Copies exécutoires RÉPUBLIQUE FRANÇAISE
délivrées aux parties le :AU NOM DU PEUPLE FRANÇAIS
COUR D'APPEL DE PARIS
Pôle 4 - Chambre 8
ARRÊT DU 11 AVRIL 2019
(n° , 6 pages)
Numéro d'inscription au répertoire général : N° RG 18/04177 - N° Portalis 35L7-V-B7C-B5EHY
Décision déférée à la cour : jugement du 19 février 2018 -juge de l'exécution du tribunal de grande instance de Paris - RG n° 18/80084
APPELANTS
Monsieur [Y] [V]
né le [Date naissance 1] 1961 à [Localité 1]
[Adresse 1]
[Adresse 1]
Madame [V], [E] [V] épouse [F]
née le [Date naissance 2] 1936 à [Localité 2]
[Adresse 2]
[Adresse 2]
Monsieur [H], [I] [F]
né le [Date naissance 3] 1933 à [Localité 3] (Grande-Bretagne)
[Adresse 2]
[Adresse 2]
représentés par Me Laurence Tazé Bernard, avocat au barreau de Paris, toque : P0241
ayant pour avocat plaidant Me François Balique, avocat au barreau de Paris, toque : A0108
INTIMÉE
Sasu Tooandré, venant aux droits de la société André, prise en la personne de ses représentants légaux domiciliés audit siège en cette qualité
N° SIRET : 838 431 013 00013
[Adresse 3]
[Adresse 3]
représentée par Me Nadia Bouzidi-Fabre, avocat au barreau de Paris, toque : B0515
ayant pour avocat plaidant Me Rémy Conseil, avocat au barreau de Paris, toque : C0987
COMPOSITION DE LA COUR :
En application des dispositions des articles 786 et 905 du code de procédure civile, l'affaire a été débattue le 28 mars 2019, en audience publique, les avocats ne s'y étant pas opposés, devant Mme Emmanuelle Lebée, présidente, et M. Gilles Malfre, conseiller.
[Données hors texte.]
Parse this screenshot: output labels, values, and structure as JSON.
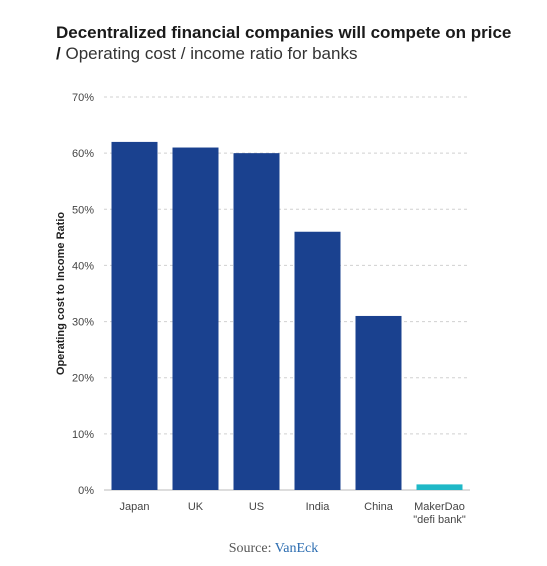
{
  "title": {
    "bold": "Decentralized financial companies will compete on price /",
    "normal": "Operating cost / income ratio for banks"
  },
  "source": {
    "label": "Source:",
    "link": "VanEck"
  },
  "colors": {
    "bar": "#1a418f",
    "highlight": "#1fb8c7",
    "grid": "#d0d0d0"
  },
  "chart_data": {
    "type": "bar",
    "categories": [
      "Japan",
      "UK",
      "US",
      "India",
      "China",
      "MakerDao \"defi bank\""
    ],
    "category_lines": [
      [
        "Japan"
      ],
      [
        "UK"
      ],
      [
        "US"
      ],
      [
        "India"
      ],
      [
        "China"
      ],
      [
        "MakerDao",
        "\"defi bank\""
      ]
    ],
    "values": [
      62,
      61,
      60,
      46,
      31,
      1
    ],
    "highlight_index": 5,
    "title": "",
    "xlabel": "",
    "ylabel": "Operating cost to Income Ratio",
    "ylim": [
      0,
      70
    ],
    "yticks": [
      0,
      10,
      20,
      30,
      40,
      50,
      60,
      70
    ],
    "ytick_labels": [
      "0%",
      "10%",
      "20%",
      "30%",
      "40%",
      "50%",
      "60%",
      "70%"
    ],
    "grid": true,
    "legend": "none"
  }
}
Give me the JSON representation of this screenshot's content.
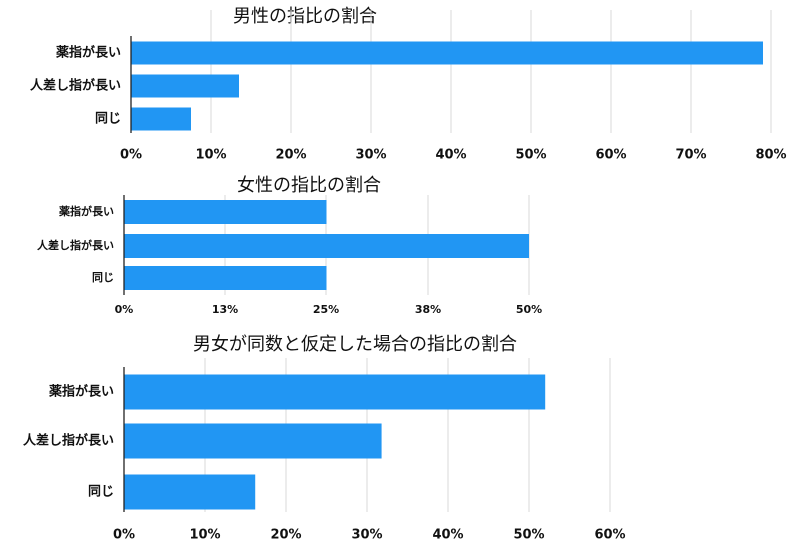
{
  "chart_data": [
    {
      "type": "bar",
      "orientation": "horizontal",
      "title": "男性の指比の割合",
      "categories": [
        "薬指が長い",
        "人差し指が長い",
        "同じ"
      ],
      "values": [
        0.79,
        0.135,
        0.075
      ],
      "ticks": [
        "0%",
        "10%",
        "20%",
        "30%",
        "40%",
        "50%",
        "60%",
        "70%",
        "80%"
      ],
      "xlim": [
        0,
        0.8
      ],
      "grid": true,
      "bar_color": "#2196f3"
    },
    {
      "type": "bar",
      "orientation": "horizontal",
      "title": "女性の指比の割合",
      "categories": [
        "薬指が長い",
        "人差し指が長い",
        "同じ"
      ],
      "values": [
        0.25,
        0.5,
        0.25
      ],
      "ticks": [
        "0%",
        "13%",
        "25%",
        "38%",
        "50%"
      ],
      "xlim": [
        0,
        0.5
      ],
      "grid": true,
      "bar_color": "#2196f3"
    },
    {
      "type": "bar",
      "orientation": "horizontal",
      "title": "男女が同数と仮定した場合の指比の割合",
      "categories": [
        "薬指が長い",
        "人差し指が長い",
        "同じ"
      ],
      "values": [
        0.52,
        0.318,
        0.162
      ],
      "ticks": [
        "0%",
        "10%",
        "20%",
        "30%",
        "40%",
        "50%",
        "60%"
      ],
      "xlim": [
        0,
        0.6
      ],
      "grid": true,
      "bar_color": "#2196f3"
    }
  ]
}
Ces magistrats ont rendu compte des plaidoiries dans le délibéré de la cour, composée de :
Mme Emmanuelle Lebée, présidente de chambre, chargée du rapport
M. Gilles Malfre, conseiller
M. Bertrand Gouarin, conseiller
Greffier, lors des débats : M. Sébastien Sabathé
ARRÊT : - contradictoire
- par mise à disposition de l'arrêt au greffe de la cour, les parties en ayant été préalablement avisées dans les conditions prévues au deuxième alinéa de l'article 450 du code de procédure civile.
- signé par Mme Emmanuelle Lebée, présidente et par M. Sébastien Sabathé, greffier auquel la minute de la décision a été remise par le magistrat signataire.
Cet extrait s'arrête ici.